Hey guys,
I have no prior programming experience whatsoever and want to build a real-time chat app. For various reasons that have to do with my professional experience I dislike JavaScript and I want to build my app without using any JavaScript. I recently found out about this new standard WebAssembly that is now natively supported by browsers and I am curious about a couple of things since there’s still not a lot of info about it plus it’s harder to navigate for a noob like me. Please help me answer a couple of questions:
- Is WASM handling the front-end or the back-end part of a webapp?
- If I understand correctly WASM can interface directly with client-side hardware and do something called “serverless”. Does that mean that WASM apps are both front-end and back-end at the same time?
- Can WASM be used to replace JavaScript in a web app (incl. UI/UX)?
- I noticed that only LLVM-compatible languages can be used to program to WASM. So if you are building a webapp in WASM does that mean you build the front-end in Rust + WASM and the back-end in something else like Python, or is it all WASM?
- I am also interested in learning Common Lisp and I noticed that CL is also LLVM-compatible. Would it be a bad idea to learn Common Lisp instead of Rust to program to WASM and kill two birds with one stone?
- Is it an overkill to build simple webapps with WASM or is it efficient and faster regardless of the project’s scope?
Thanks.
- WASM is “just” a bytecode format. It can be run on the frontend and the backend.
- What do you mean with client-side hardware?
- Some browsers support it, but AFAIK there’s still no standardized DOM binding for WASM meaning you need some external library to interact with the DOM. If you really really dislike JS for frontend stuff you have some alternatives. See below.
- The frontend and backend usually communicate using HTTP which means your backend can be written in just about any language.
- Both are fine languages but they are VERY different in terms of abstraction levels and philosophy. I would not attempt to learn both at the same time
- WASM still can’t really do GUI, but maybe you can hook into it from JavaScript (or anything that compiles to JavaScript).
A general note: WASM is faster yes, but it is very, very rarely the execution speed of the JavaScript engine that is the bottleneck in an app. It is much more likely to be some combination of inefficient DOM manipulation, networking or just plain old slow code.
Languages that work in a browser (off the top of my head):
- TypeScript: JavaScript with types, much nicer tooling.
- Google Dart
- Elm
- Kotlin
- Java: Using GWT or using something like Vaadin
- Scala
- ClojureScript (LISP family)
… the list goes on
Frameworks I recommend:
- React + TypeScript: Probably the one to learn right now, a lot of mindshare and a lot of resources.
- Angular: 2nd place after React in popularity. Uses TypeScript.
Rust is quite strict and I couldn’t imagine it being a good fit for UI compared to TypeScript, especially in the crazytown that is the HTML DOM.
I have used GWT and Vaadin in large enterprisy companies, would not recommend these unless you want a job in some specific company that uses these.
DISCLAMER:
I’ve done full-stack development professionally for around 10 years.
I have around a year of experience in Rust, 2-3 in TypeScript and too many in GWT.
EDIT:
Elaborated.
Edit 2:
If you have no prior programming experience a full-stack setup is quite a mouthful. I recommend starting with something smaller.
2 Likes
WASM is a standard to compile anything (that supports it) that your browser can then interpret. It does not have much to do with your backend. Your backend won´t be compiled to WASM. But it does enable you to share common code between your backend and frontend.
What you use in your frontend also does not dictate what you use in your backend. WASM does not really change anything there.
C# Blazor should be able to do that without Javascript… Well it still uses Javscript, just assuming Blazor will do everything you ever want it to, you don´t write that Javascript. As the person above said WebAssembly can´t really interact with the DOM all that well yet. So really Blazor uses Javascript to do that internally.

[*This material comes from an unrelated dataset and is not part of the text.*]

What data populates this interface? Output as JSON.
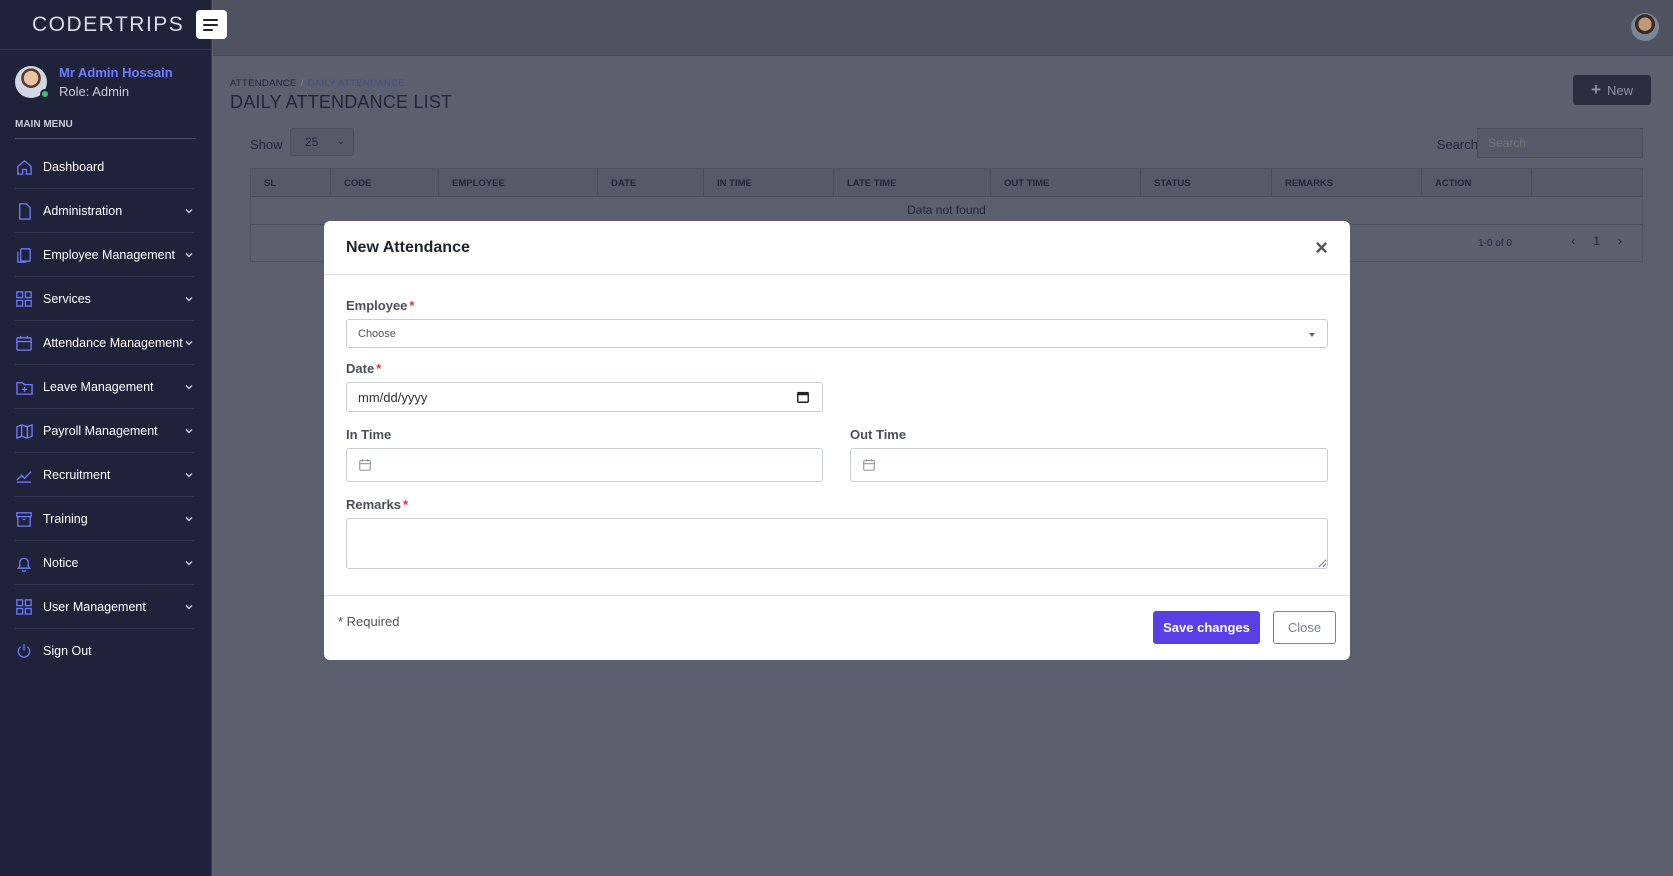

Though, I think “I dislike Javascript” is also a little bit silly as a general statement. I also partially dislike javascript in asp.net as it kinda feels like developing the “hack” to make the framework work in a modern day. If you use a real javascript framework like react, vue or angular where javascript isn´t treaded as an accidental citicen of the framework, things are a lot different (as in a lot nicer). You should give it a try. You might actually like it. I really do think people generally dislike javascript for all the wrong reasons (or like you with no reason given).
Ultimately, it´s your decision what you use for your frontend and if you wanna go with blazor it´s a fine choice.